While GoldenEye is not a perfect film it is easy to overlook many of it’s faults, modern audiences roll their eyes at the exposition dialogue regarding technology such as ElectroMagnetic Pulses (EMP’s), and while that could be criticized, GoldenEye is actually one of the very first high budget films to introduce the concept of EMP to the general audience (The first Bond film to use this is 1985’s A View To A Kill, albeit in a different context). These overlooks do not not always equate however, and criticisms for tight angles during the interrogation from the Tiger Helicopter and Library escapes are valid as they can have rushed sequences or editing that can feel “choppy” and out of place.
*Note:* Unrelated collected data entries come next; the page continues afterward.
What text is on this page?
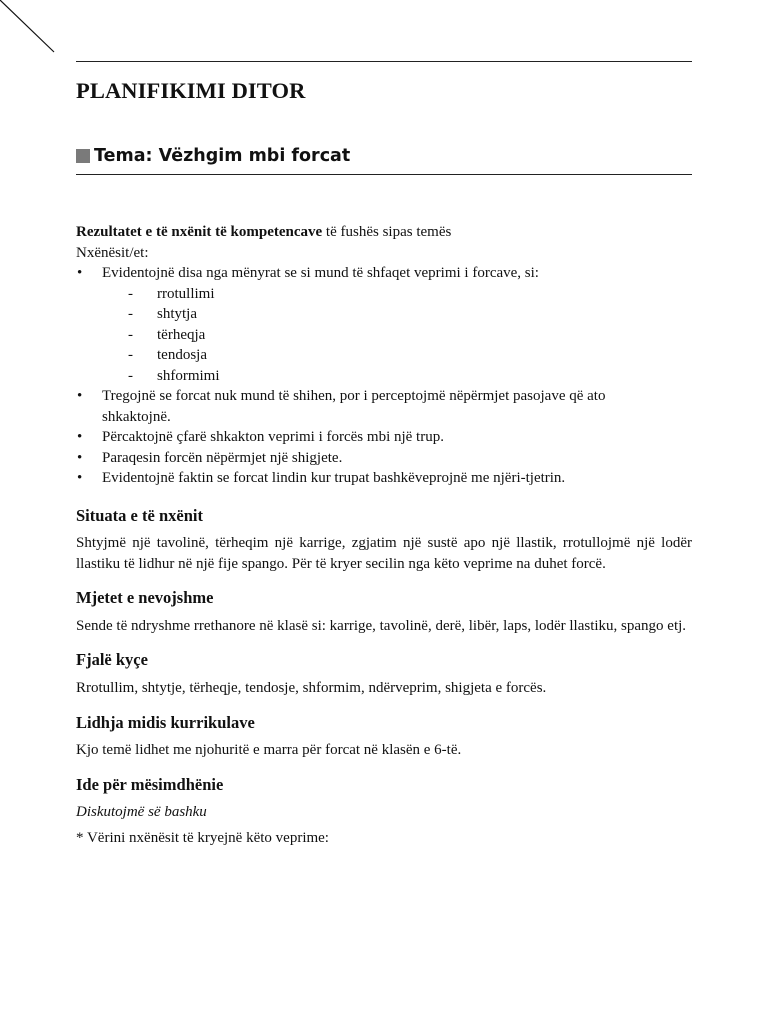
PLANIFIKIMI DITOR
Tema: Vëzhgim mbi forcat

Rezultatet e të nxënit të kompetencave të fushës sipas temës

Nxënësit/et:

• Evidentojnë disa nga mënyrat se si mund të shfaqet veprimi i forcave, si:
- rrotullimi
- shtytja
- tërheqja
- tendosja
- shformimi
• Tregojnë se forcat nuk mund të shihen, por i perceptojmë nëpërmjet pasojave që ato shkaktojnë.
• Përcaktojnë çfarë shkakton veprimi i forcës mbi një trup.
• Paraqesin forcën nëpërmjet një shigjete.
• Evidentojnë faktin se forcat lindin kur trupat bashkëveprojnë me njëri-tjetrin.

Situata e të nxënit

Shtyjmë një tavolinë, tërheqim një karrige, zgjatim një sustë apo një llastik, rrotullojmë një lodër llastiku të lidhur në një fije spango. Për të kryer secilin nga këto veprime na duhet forcë.

Mjetet e nevojshme

Sende të ndryshme rrethanore në klasë si: karrige, tavolinë, derë, libër, laps, lodër llastiku, spango etj.

Fjalë kyçe

Rrotullim, shtytje, tërheqje, tendosje, shformim, ndërveprim, shigjeta e forcës.

Lidhja midis kurrikulave

Kjo temë lidhet me njohuritë e marra për forcat në klasën e 6-të.

Ide për mësimdhënie

Diskutojmë së bashku

* Vërini nxënësit të kryejnë këto veprime:
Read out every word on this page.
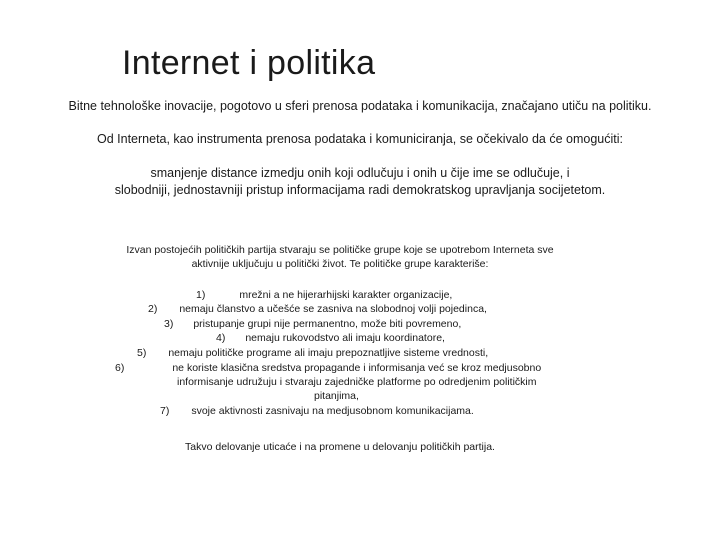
Internet i politika
Bitne tehnološke inovacije, pogotovo u sferi prenosa podataka i komunikacija, značajano utiču na politiku.
Od Interneta, kao instrumenta prenosa podataka i komuniciranja, se očekivalo da će omogućiti:
smanjenje distance izmedju onih koji odlučuju i onih u čije ime se odlučuje, i
slobodniji, jednostavniji pristup informacijama radi demokratskog upravljanja socijetetom.
Izvan postojećih političkih partija stvaraju se političke grupe koje se upotrebom Interneta sve
aktivnije uključuju u politički život. Te političke grupe karakteriše:
1)	mrežni a ne hijerarhijski karakter organizacije,
2) nemaju članstvo a učešće se zasniva na slobodnoj volji pojedinca,
3) pristupanje grupi nije permanentno, može biti povremeno,
4) nemaju rukovodstvo ali imaju koordinatore,
5) nemaju političke programe ali imaju prepoznatljive sisteme vrednosti,
6)	ne koriste klasična sredstva propagande i informisanja već se kroz medjusobno
informisanje udružuju i stvaraju zajedničke platforme po odredjenim političkim
pitanjima,
7) svoje aktivnosti zasnivaju na medjusobnom komunikacijama.
Takvo delovanje uticaće i na promene u delovanju političkih partija.
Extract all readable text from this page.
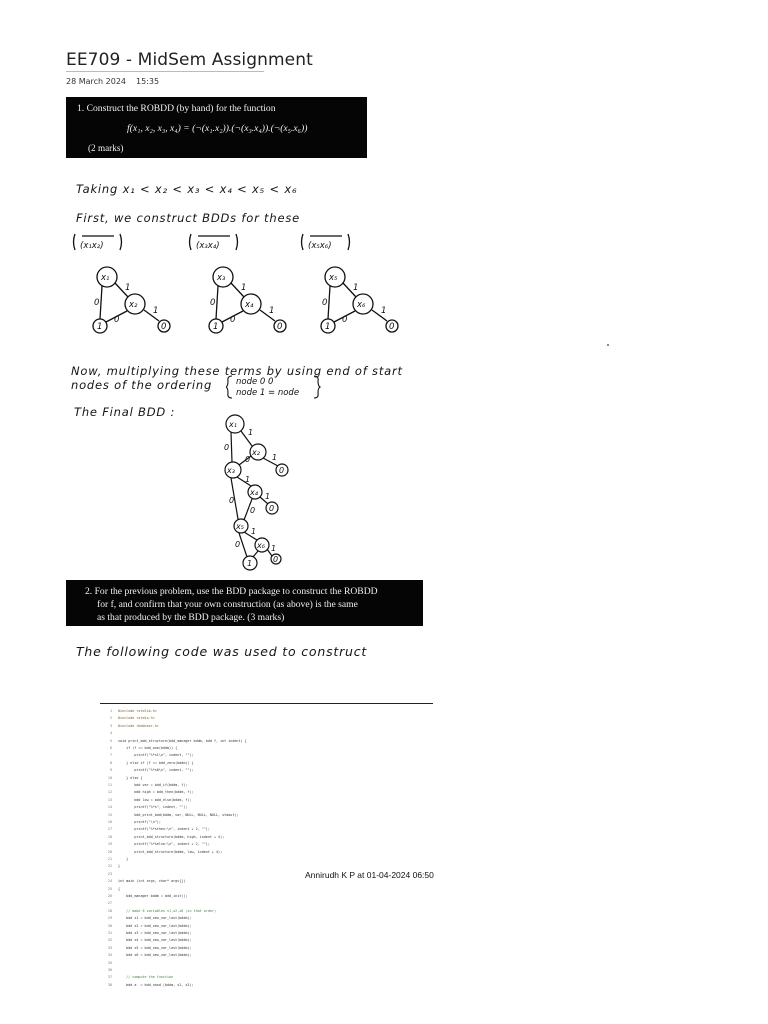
EE709 - MidSem Assignment
28 March 2024 15:35
1. Construct the ROBDD (by hand) for the function
f(x₁, x₂, x₃, x₄) = (¬(x₁.x₂)).(¬(x₃.x₄)).(¬(x₅.x₆))
(2 marks)
Taking x₁ < x₂ < x₃ < x₄ < x₅ < x₆
First, we construct BDDs for these
(x₁x₂)
x₁
x₂
1	0
1
0
0
1
(x₃x₄)
x₃
x₄
1	0
1
0
0
1
(x₅x₆)
x₅
x₆
1	0
1
0
0
1
Now, multiplying these terms by using end of start
nodes of the ordering	node 0 0
node 1 = node
The Final BDD :
x₁
x₂
x₃	0
x₄
0
x₅
x₆
1	0
1
0
1
0
1
0	1
0
1
0	1
2. For the previous problem, use the BDD package to construct the ROBDD
for f, and confirm that your own construction (as above) is the same
as that produced by the BDD package. (3 marks)
The following code was used to construct
1 #include <stdlib.h>
2 #include <stdio.h>
3 #include <bdduser.h>
4
5 void print_bdd_structure(bdd_manager bddm, bdd f, int indent) {
6    if (f == bdd_one(bddm)) {
7        printf("%*s1\n", indent, "");
8    } else if (f == bdd_zero(bddm)) {
9        printf("%*s0\n", indent, "");
10    } else {
11        bdd var = bdd_if(bddm, f);
12        bdd high = bdd_then(bddm, f);
13        bdd low = bdd_else(bddm, f);
14        printf("%*s", indent, "");
15        bdd_print_bdd(bddm, var, NULL, NULL, NULL, stdout);
16        printf("\n");
17        printf("%*sthen:\n", indent + 2, "");
18        print_bdd_structure(bddm, high, indent + 4);
19        printf("%*selse:\n", indent + 2, "");
20        print_bdd_structure(bddm, low, indent + 4);
21    }
22 }
23
24 int main (int argc, char* argv[])
25 {
26    bdd_manager bddm = bdd_init();
27
28    // make 6 variables x1,x2,x6 (in that order)
29    bdd x1 = bdd_new_var_last(bddm);
30    bdd x2 = bdd_new_var_last(bddm);
31    bdd x3 = bdd_new_var_last(bddm);
32    bdd x4 = bdd_new_var_last(bddm);
33    bdd x5 = bdd_new_var_last(bddm);
34    bdd x6 = bdd_new_var_last(bddm);
35
36
37    // compute the function
38    bdd a  = bdd_nand (bddm, x1, x2);
Annirudh K P at 01-04-2024 06:50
As if the scenes prior to the tank chase were trying to happen as quickly as possible, and tis could be understood as the entire sequence is incredibly long even for a James Bond film. The most heavily criticized aspect of Goldeneye is the change from John Barry’s classical orchestral themes, of which he composed eleven previous James Bond films, for Eric Serra’s synthesized style that gave the film a completely different feel. Despite sticking out poorly in most areas, tracks such as The GoldenEye Overture and Run, Shoot, and Jump help GoldenEye stay away from being a complete bore as far as soundtrack is considered, and John Altman’s orchestral version of the classic James Bond score during the tank chase in St. Petersburg is a relief to be heard. David Arnold would take forth as the franchise composer up to Quantum Of Solace after Serra’s attempts in GoldenEye and completely retracts in using cues from Barry’s legacy. Personally I find enjoyment in Serra’s soundtrack, however when compared to jumping from License To Kill, GoldenEye, and then Tomorrow Never Dies, you can see the wider contrast in tones and it does become distracting.
It always comes down to preference, Goldfinger, GoldenEye, and Casino Royale remain to myself, and many fans, as members of the Mount Rushmore of Bond films, with Dr. No, For Your Eyes Only, License To Kill, and Skyfall as examples that may fill out the remaining spots. Each of these films display exemplary skill in action filmmaking, literary translations from source material, and many of the most jaw-dropping backgrounds, sets, and pieces that any single viewer could ever see, and outside of a few issues that could be nitpicked depending on how harshly you want to look, GoldenEye remains all those films as the balancing act that the franchise has and continue to use as the precedence of what makes Bond, James Bond.
GoldenEye was dedicated the memory of Special Effects Supervisor, Derek Meddings. Meddings had done miniature and Special Effects work on many of the James Bond films, Superman films, Batman (1989), Cape Fear (1991), etc.